Imagine a smart lamppost that provides not just light but also wireless data services, solar panels and energy recharging. Lampposts like these could generate revenues, making street lighting more affordable for cities from Mumbai to Casablanca, helping inhabitants to make their way home more safely and speedily.

In fact, it is the residents of Huntington Beach in California who will soon benefit from similar lampposts. But they show how new business models, often linked to new technologies, have huge potential to deliver social outcomes, especially in emerging markets such as Africa where they are needed the most.

Making impact – or social and environmental outcomes – the key objective of business and financing models is the answer to achieving the UN’s 17 Sustainable Development Goals (SDGs). By 2030, the SDGs aim to lift people’s living standards to a desirable minimum level, within the environmental constraints of the planet. Yet with the clock ticking it is becoming apparent that existing finance is unlikely to be enough.

Africa’s funding gap

Forecasts show the huge size of the finance gap – and that Africa especially is the place where new solutions must be applied. The global cost of meeting the SDGs is estimated to be USD 5–7 trn a year, with a funding gap of USD 2.5 trn per year, according to the UNEP Finance Initiative (FI). Africa accounts for USD1.3 trn of that gap, over half, judging by estimates in ‘Rethinking impact to finance the SDGs’, a position paper published in November 2018 by UNEP FI.

“Europe is 90% towards the target but Africa is only 15%,” says Denis Childs, Head of Positive Impact Finance, Societe Generale, and a contributor to the paper. “When you are at 90% of the target it is a matter of adjustment. When you are at 15% it is a matter of looking at the subject differently.”

Making the desired impact or outcome the starting point for any business model, or investment, can help to achieve the SDGs’ stated aims and save money. For example, if a government or local authority wants to reduce energy consumption, under today’s models it might pay a company to fit LED lights. But surely a better way to do so would be for the company to pay for access to the lamp posts on the condition that it drives down energy consumption by, say, 70%, and to make its financial return from selling ancillary services such as wireless data?

The financial sector’s role

Such models could be integrated into a new type of public-private partnerships. The financial sector is in a strong position to encourage the development of impact-based models. To do so, it needs a framework for defining and monitoring so-called ‘Positive Impact Finance’. Accordingly, the UNEP FI has devised the Principles for Positive Impact Finance.
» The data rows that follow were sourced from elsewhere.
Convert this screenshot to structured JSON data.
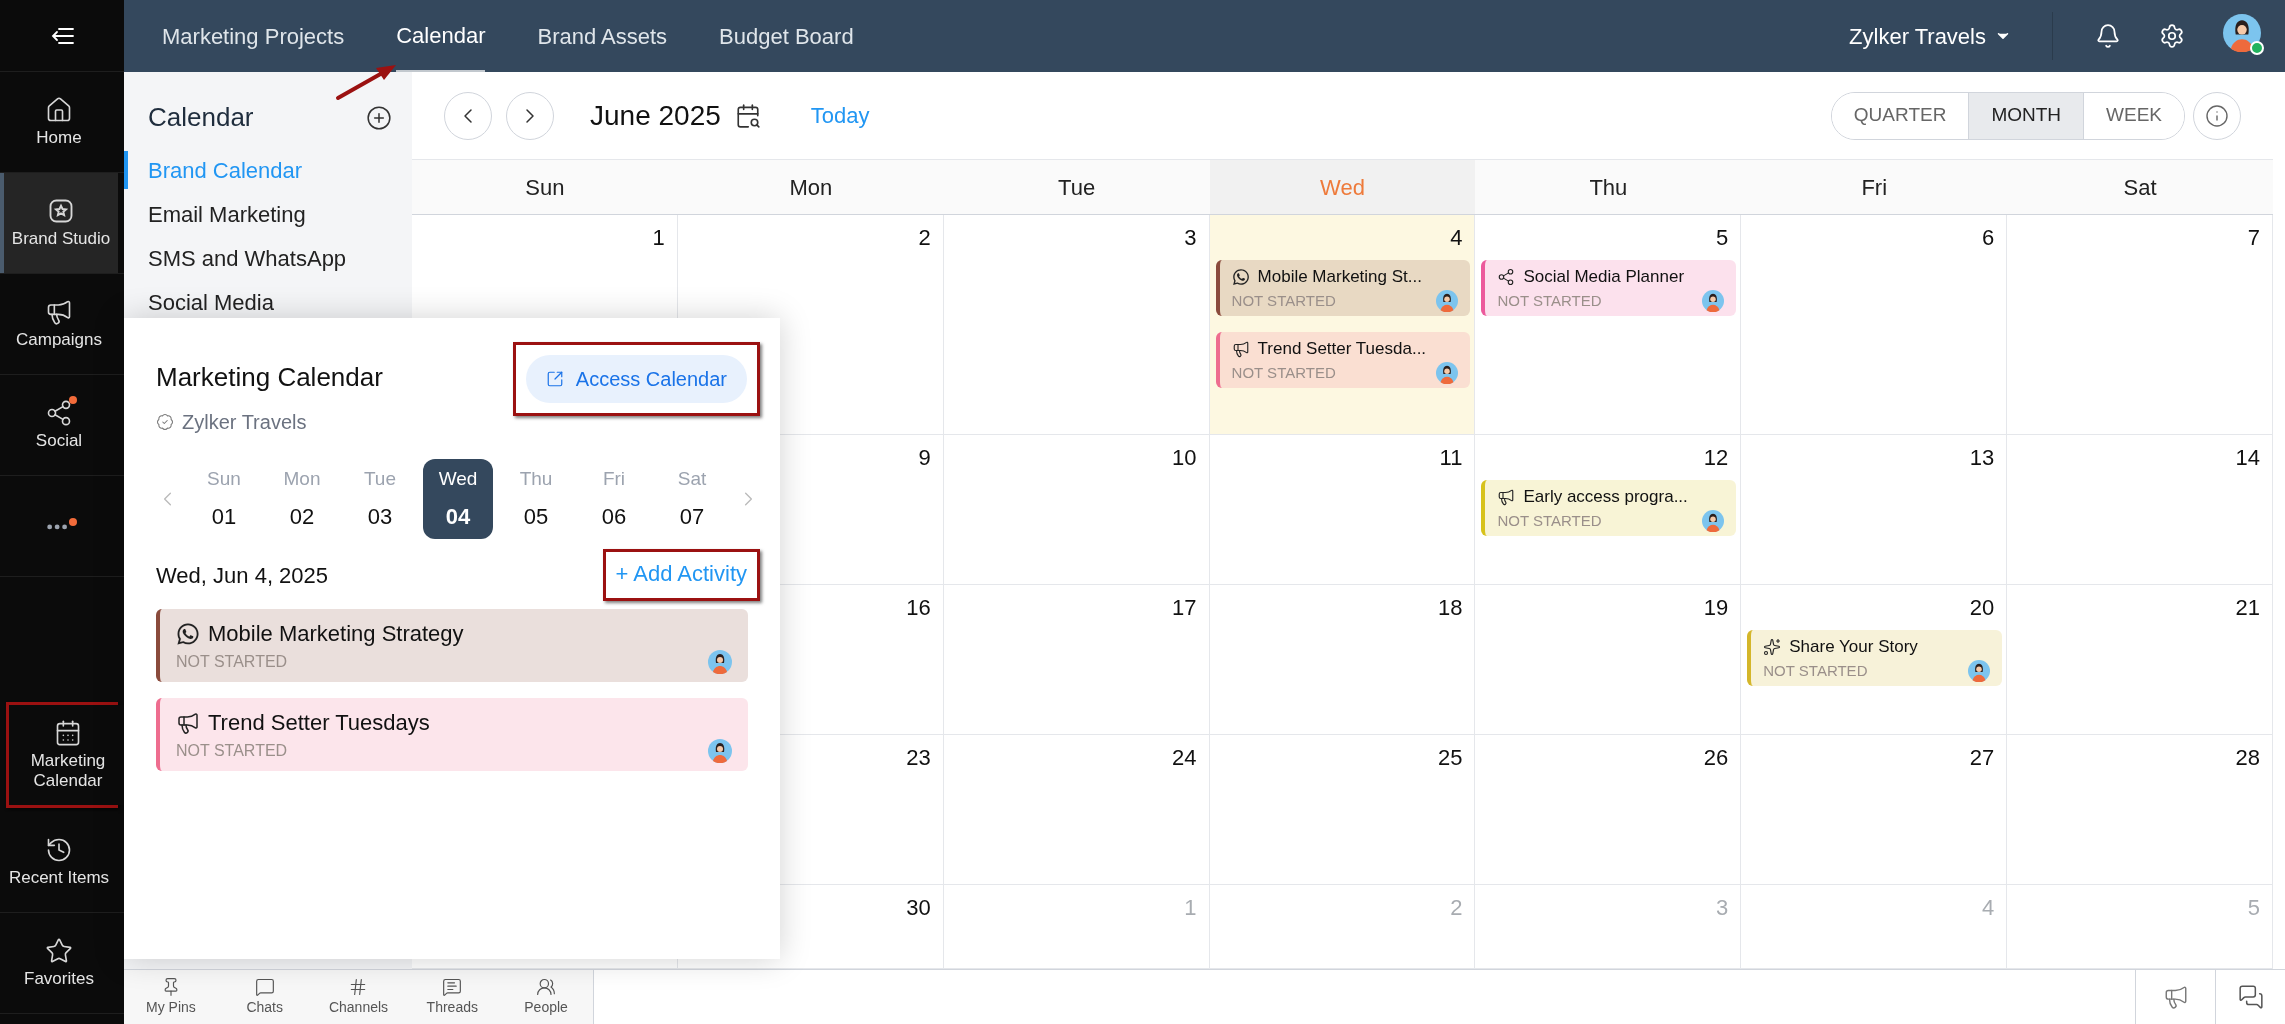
{
  "rail": {
    "items": [
      {
        "kind": "home",
        "label": "Home",
        "selected": false,
        "badge": false,
        "highlighted": false
      },
      {
        "kind": "studio",
        "label": "Brand Studio",
        "selected": true,
        "badge": false,
        "highlighted": false
      },
      {
        "kind": "campaigns",
        "label": "Campaigns",
        "selected": false,
        "badge": false,
        "highlighted": false
      },
      {
        "kind": "social",
        "label": "Social",
        "selected": false,
        "badge": true,
        "highlighted": false
      },
      {
        "kind": "more",
        "selected": false,
        "badge": true,
        "highlighted": false
      },
      {
        "kind": "calendar",
        "label": "Marketing Calendar",
        "selected": false,
        "badge": false,
        "highlighted": true
      },
      {
        "kind": "recent",
        "label": "Recent Items",
        "selected": false,
        "badge": false,
        "highlighted": false
      },
      {
        "kind": "favorites",
        "label": "Favorites",
        "selected": false,
        "badge": false,
        "highlighted": false
      }
    ]
  },
  "top_bar": {
    "tabs": [
      {
        "label": "Marketing Projects",
        "selected": false,
        "pointer_arrow": false
      },
      {
        "label": "Calendar",
        "selected": true,
        "pointer_arrow": true
      },
      {
        "label": "Brand Assets",
        "selected": false,
        "pointer_arrow": false
      },
      {
        "label": "Budget Board",
        "selected": false,
        "pointer_arrow": false
      }
    ],
    "org": "Zylker Travels",
    "online": true
  },
  "sidebar": {
    "title": "Calendar",
    "items": [
      {
        "label": "Brand Calendar",
        "selected": true
      },
      {
        "label": "Email Marketing",
        "selected": false
      },
      {
        "label": "SMS and WhatsApp",
        "selected": false
      },
      {
        "label": "Social Media",
        "selected": false
      }
    ]
  },
  "toolbar": {
    "month": "June 2025",
    "today": "Today",
    "views": [
      {
        "label": "QUARTER",
        "selected": false
      },
      {
        "label": "MONTH",
        "selected": true
      },
      {
        "label": "WEEK",
        "selected": false
      }
    ]
  },
  "calendar": {
    "weekdays": [
      {
        "label": "Sun",
        "today": false
      },
      {
        "label": "Mon",
        "today": false
      },
      {
        "label": "Tue",
        "today": false
      },
      {
        "label": "Wed",
        "today": true
      },
      {
        "label": "Thu",
        "today": false
      },
      {
        "label": "Fri",
        "today": false
      },
      {
        "label": "Sat",
        "today": false
      }
    ],
    "weeks": [
      [
        {
          "date": "1",
          "muted": false,
          "today": false
        },
        {
          "date": "2",
          "muted": false,
          "today": false
        },
        {
          "date": "3",
          "muted": false,
          "today": false
        },
        {
          "date": "4",
          "muted": false,
          "today": true,
          "events": [
            {
              "kind": "whatsapp",
              "title": "Mobile Marketing St...",
              "status": "NOT STARTED",
              "color": "#8a4b3c"
            },
            {
              "kind": "megaphone",
              "title": "Trend Setter Tuesda...",
              "status": "NOT STARTED",
              "color": "#ee6d8f"
            }
          ]
        },
        {
          "date": "5",
          "muted": false,
          "today": false,
          "events": [
            {
              "kind": "share",
              "title": "Social Media Planner",
              "status": "NOT STARTED",
              "color": "#ec5a9c"
            }
          ]
        },
        {
          "date": "6",
          "muted": false,
          "today": false
        },
        {
          "date": "7",
          "muted": false,
          "today": false
        }
      ],
      [
        {
          "date": "9",
          "muted": false,
          "today": false
        },
        {
          "date": "10",
          "muted": false,
          "today": false
        },
        {
          "date": "11",
          "muted": false,
          "today": false
        },
        {
          "date": "12",
          "muted": false,
          "today": false,
          "events": [
            {
              "kind": "megaphone",
              "title": "Early access progra...",
              "status": "NOT STARTED",
              "color": "#d7c21b"
            }
          ]
        },
        {
          "date": "13",
          "muted": false,
          "today": false
        },
        {
          "date": "14",
          "muted": false,
          "today": false
        }
      ],
      [
        {
          "date": "16",
          "muted": false,
          "today": false
        },
        {
          "date": "17",
          "muted": false,
          "today": false
        },
        {
          "date": "18",
          "muted": false,
          "today": false
        },
        {
          "date": "19",
          "muted": false,
          "today": false
        },
        {
          "date": "20",
          "muted": false,
          "today": false,
          "events": [
            {
              "kind": "sparkles",
              "title": "Share Your Story",
              "status": "NOT STARTED",
              "color": "#d4b62a"
            }
          ]
        },
        {
          "date": "21",
          "muted": false,
          "today": false
        }
      ],
      [
        {
          "date": "23",
          "muted": false,
          "today": false
        },
        {
          "date": "24",
          "muted": false,
          "today": false
        },
        {
          "date": "25",
          "muted": false,
          "today": false
        },
        {
          "date": "26",
          "muted": false,
          "today": false
        },
        {
          "date": "27",
          "muted": false,
          "today": false
        },
        {
          "date": "28",
          "muted": false,
          "today": false
        }
      ],
      [
        {
          "date": "30",
          "muted": false,
          "today": false
        },
        {
          "date": "1",
          "muted": true,
          "today": false
        },
        {
          "date": "2",
          "muted": true,
          "today": false
        },
        {
          "date": "3",
          "muted": true,
          "today": false
        },
        {
          "date": "4",
          "muted": true,
          "today": false
        },
        {
          "date": "5",
          "muted": true,
          "today": false
        }
      ]
    ]
  },
  "popup": {
    "title": "Marketing Calendar",
    "org": "Zylker Travels",
    "access_button": {
      "label": "Access Calendar",
      "highlighted": true
    },
    "days": [
      {
        "weekday": "Sun",
        "day": "01",
        "selected": false
      },
      {
        "weekday": "Mon",
        "day": "02",
        "selected": false
      },
      {
        "weekday": "Tue",
        "day": "03",
        "selected": false
      },
      {
        "weekday": "Wed",
        "day": "04",
        "selected": true
      },
      {
        "weekday": "Thu",
        "day": "05",
        "selected": false
      },
      {
        "weekday": "Fri",
        "day": "06",
        "selected": false
      },
      {
        "weekday": "Sat",
        "day": "07",
        "selected": false
      }
    ],
    "date_heading": "Wed, Jun 4, 2025",
    "add_activity": {
      "label": "+ Add Activity",
      "highlighted": true
    },
    "activities": [
      {
        "kind": "whatsapp",
        "title": "Mobile Marketing Strategy",
        "status": "NOT STARTED",
        "color": "#8a4b3c"
      },
      {
        "kind": "megaphone",
        "title": "Trend Setter Tuesdays",
        "status": "NOT STARTED",
        "color": "#ee6d8f"
      }
    ]
  },
  "bottom_bar": {
    "items": [
      {
        "kind": "pin",
        "label": "My Pins"
      },
      {
        "kind": "chats",
        "label": "Chats"
      },
      {
        "kind": "channels",
        "label": "Channels"
      },
      {
        "kind": "threads",
        "label": "Threads"
      },
      {
        "kind": "people",
        "label": "People"
      }
    ]
  }
}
In brief, the four principles are:

  1. Definition: Positive Impact Finance delivers a positive contribution to one or more of the three pillars of sustainable development (economic, environmental and social), once any potential negative elements have been identified and mitigated.
  2. Frameworks: Financial and non-financial entities need adequate processes, methodologies and tools to identify and monitor positive impact.
  3. Transparency: Financial and non-financial entities should provide transparency and disclosure on activities, processes and impact.
  4. Assessment: The assessment of Positive Impact Finance should be based on the impacts achieved.

Disruption needed

While these remain early days for Positive Impact Finance, examples are beginning to emerge. Hermes and other real estate investors have created a framework for real estate developers looking to achieve a positive impact. Similarly, Societe Generale contributed to the Positive Impact Model Frameworks which enhance impact management at financial institutions. Societe Generale is also developing initiatives related to smart street lights in Africa.

New digital technology and the business models that go with it are especially well suited to such impact-related innovation. Rethinking the way sectors such as autos, healthcare and education operate will bring a perfect opportunity for impact-based models and related financing models to make a difference.

“What we need is disruption,” asserts Mr Childs. “The Googles and Facebooks are moving into Africa. Maybe Africa will develop new models and jump into the 21st Century. Through disruption, Africa can raise living standards within the planet’s environmental constraints.”